Technical information
- Licensing authority: FCC
- Facility ID: 2540
- Class: C
- ERP: 100,000 watts
- HAAT: 520.5 meters (1,708 ft)
- Transmitter coordinates: 30°36′45″N 87°38′43″W﻿ / ﻿30.61250°N 87.64528°W

Links
- Public license information: Public file; LMS;
- Webcast: Listen live
- Website: thebigstation93blx.com

= WBLX-FM =

Radio station in Mobile, Alabama

WBLX-FM (92.9 MHz, "93BLX") is an American urban contemporary music-formatted radio station that serves Mobile, Lower Alabama, and Pensacola, Florida. The station has served the Gulf Coast for more than 50 years. Owned by Cumulus Media, its studios are on Dauphin Avenue in Midtown Mobile, and its transmitter is near Robertsdale, Alabama.

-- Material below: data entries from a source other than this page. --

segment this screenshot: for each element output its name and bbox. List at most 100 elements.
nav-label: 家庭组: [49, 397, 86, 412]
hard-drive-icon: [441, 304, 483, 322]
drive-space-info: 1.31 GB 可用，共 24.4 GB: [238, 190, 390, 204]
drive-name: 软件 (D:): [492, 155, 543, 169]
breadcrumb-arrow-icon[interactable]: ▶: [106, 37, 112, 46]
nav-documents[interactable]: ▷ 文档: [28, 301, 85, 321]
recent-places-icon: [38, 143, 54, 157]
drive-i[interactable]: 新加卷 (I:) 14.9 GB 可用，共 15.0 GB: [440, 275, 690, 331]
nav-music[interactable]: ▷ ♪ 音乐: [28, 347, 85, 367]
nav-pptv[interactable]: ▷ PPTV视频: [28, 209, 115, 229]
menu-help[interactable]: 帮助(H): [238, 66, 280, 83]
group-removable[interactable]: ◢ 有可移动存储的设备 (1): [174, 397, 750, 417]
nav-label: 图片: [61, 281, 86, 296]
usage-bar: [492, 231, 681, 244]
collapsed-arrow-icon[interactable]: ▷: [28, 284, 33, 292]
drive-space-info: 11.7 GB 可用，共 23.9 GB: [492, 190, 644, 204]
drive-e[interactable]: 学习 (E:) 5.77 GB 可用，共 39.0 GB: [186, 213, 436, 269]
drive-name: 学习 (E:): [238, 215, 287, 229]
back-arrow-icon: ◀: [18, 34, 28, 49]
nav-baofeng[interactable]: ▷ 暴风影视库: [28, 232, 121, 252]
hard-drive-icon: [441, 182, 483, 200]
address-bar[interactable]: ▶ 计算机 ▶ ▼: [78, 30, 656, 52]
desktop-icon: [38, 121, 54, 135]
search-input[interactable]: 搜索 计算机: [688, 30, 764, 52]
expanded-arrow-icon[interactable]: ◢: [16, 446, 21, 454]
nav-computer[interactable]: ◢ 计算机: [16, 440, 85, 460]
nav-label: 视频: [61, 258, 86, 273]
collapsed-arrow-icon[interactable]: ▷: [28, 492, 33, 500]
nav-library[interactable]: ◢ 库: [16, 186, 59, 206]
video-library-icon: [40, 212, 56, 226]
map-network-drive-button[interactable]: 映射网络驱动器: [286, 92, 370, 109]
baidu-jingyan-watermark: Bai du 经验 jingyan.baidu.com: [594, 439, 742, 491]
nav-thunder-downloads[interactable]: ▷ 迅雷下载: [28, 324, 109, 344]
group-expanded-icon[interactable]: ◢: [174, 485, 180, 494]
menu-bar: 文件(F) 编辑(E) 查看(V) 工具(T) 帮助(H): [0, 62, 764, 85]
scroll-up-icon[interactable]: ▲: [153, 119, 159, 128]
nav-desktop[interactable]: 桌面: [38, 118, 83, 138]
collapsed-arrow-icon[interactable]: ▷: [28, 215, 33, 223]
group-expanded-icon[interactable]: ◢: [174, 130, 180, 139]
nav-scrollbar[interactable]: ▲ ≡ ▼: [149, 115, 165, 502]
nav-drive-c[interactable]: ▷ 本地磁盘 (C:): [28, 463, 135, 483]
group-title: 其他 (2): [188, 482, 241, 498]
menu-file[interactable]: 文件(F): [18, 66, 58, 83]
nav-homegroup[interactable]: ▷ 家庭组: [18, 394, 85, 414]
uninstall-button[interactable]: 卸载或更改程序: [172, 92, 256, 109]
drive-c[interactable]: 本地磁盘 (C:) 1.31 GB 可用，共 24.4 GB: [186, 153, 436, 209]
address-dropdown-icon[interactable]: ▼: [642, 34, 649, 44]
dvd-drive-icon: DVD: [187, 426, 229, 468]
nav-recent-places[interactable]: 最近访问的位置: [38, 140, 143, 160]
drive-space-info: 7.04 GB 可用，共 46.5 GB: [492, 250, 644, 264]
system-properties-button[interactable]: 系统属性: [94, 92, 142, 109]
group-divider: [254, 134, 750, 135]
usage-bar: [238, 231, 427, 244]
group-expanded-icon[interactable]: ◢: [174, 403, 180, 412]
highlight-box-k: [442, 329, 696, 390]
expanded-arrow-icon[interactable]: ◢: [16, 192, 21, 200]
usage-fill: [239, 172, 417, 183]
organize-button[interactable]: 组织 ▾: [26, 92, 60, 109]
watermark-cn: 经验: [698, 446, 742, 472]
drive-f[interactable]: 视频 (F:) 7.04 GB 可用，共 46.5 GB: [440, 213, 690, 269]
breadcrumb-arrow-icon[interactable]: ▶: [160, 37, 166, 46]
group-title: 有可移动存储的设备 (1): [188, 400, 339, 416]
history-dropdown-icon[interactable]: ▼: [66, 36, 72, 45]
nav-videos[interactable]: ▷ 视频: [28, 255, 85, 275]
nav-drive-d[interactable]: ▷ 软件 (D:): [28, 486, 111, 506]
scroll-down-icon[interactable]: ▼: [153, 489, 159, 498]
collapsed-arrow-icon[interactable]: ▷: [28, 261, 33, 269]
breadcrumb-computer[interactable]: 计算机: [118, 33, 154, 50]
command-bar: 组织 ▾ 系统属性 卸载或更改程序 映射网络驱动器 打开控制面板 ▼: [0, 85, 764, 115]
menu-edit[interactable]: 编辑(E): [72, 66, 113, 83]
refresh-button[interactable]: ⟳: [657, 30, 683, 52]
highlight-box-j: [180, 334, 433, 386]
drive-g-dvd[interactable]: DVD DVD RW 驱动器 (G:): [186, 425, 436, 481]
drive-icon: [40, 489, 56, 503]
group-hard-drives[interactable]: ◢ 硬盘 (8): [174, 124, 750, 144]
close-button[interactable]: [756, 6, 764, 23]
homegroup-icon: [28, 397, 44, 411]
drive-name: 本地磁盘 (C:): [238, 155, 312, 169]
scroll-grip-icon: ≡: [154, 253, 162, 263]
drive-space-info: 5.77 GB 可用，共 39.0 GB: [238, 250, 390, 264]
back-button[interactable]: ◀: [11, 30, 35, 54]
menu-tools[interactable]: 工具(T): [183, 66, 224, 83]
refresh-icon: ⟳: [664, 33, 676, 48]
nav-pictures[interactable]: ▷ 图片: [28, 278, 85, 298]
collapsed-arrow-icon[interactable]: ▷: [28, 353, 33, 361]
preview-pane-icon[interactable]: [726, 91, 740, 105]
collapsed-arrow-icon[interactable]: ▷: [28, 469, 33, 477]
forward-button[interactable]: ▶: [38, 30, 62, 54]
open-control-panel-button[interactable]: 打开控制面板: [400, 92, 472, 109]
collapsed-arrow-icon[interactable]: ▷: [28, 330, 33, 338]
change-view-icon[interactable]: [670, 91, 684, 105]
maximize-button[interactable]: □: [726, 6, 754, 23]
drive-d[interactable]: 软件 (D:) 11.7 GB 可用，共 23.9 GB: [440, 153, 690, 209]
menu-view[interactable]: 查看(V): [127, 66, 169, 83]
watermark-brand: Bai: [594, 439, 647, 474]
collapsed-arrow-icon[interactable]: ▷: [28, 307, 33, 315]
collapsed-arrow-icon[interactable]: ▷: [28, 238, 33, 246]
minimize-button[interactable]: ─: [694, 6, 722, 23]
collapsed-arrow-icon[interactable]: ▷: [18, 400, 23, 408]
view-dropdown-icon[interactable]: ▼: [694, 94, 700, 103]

The station was assigned the WBLX-FM call letters by the Federal Communications Commission on July 4, 1988. In 2006, WBLX began broadcasting in IBOC digital radio, using the HD Radio system from iBiquity.

==History==
WBLX began in October 1973 as FM counterpart to gospel station WMOO (1550 AM). As WBLX, with the CHUrban format and then as an Urban Contemporary format, has been one of the market's leading stations with the same calls and format for 45 years. In 1998, Cumulus acquired competitor WDLT-FM, and skewed it to being an Urban Adult Contemporary. This has allowed WBLX to skew its programming towards a younger audience as a Mainstream Urban. For many years, WBLX also carried "The Beat of the Bay 93BLX!" and "93BLX Jamz!" brandnames, however in 2000 they changed their current slogan to "The Big Station 93BLX".

Cumulus Broadcasting began upgrading its stations to HD Radio broadcasting in 2005. One of the first ten stations to be upgraded was WBLX-FM.

WBLX is one of the most powerful radio stations in the Gulf region. It can be heard from New Orleans, Montgomery, AL, South Georgia, Panama City, Fl, and 100 miles out in the Gulf of Mexico.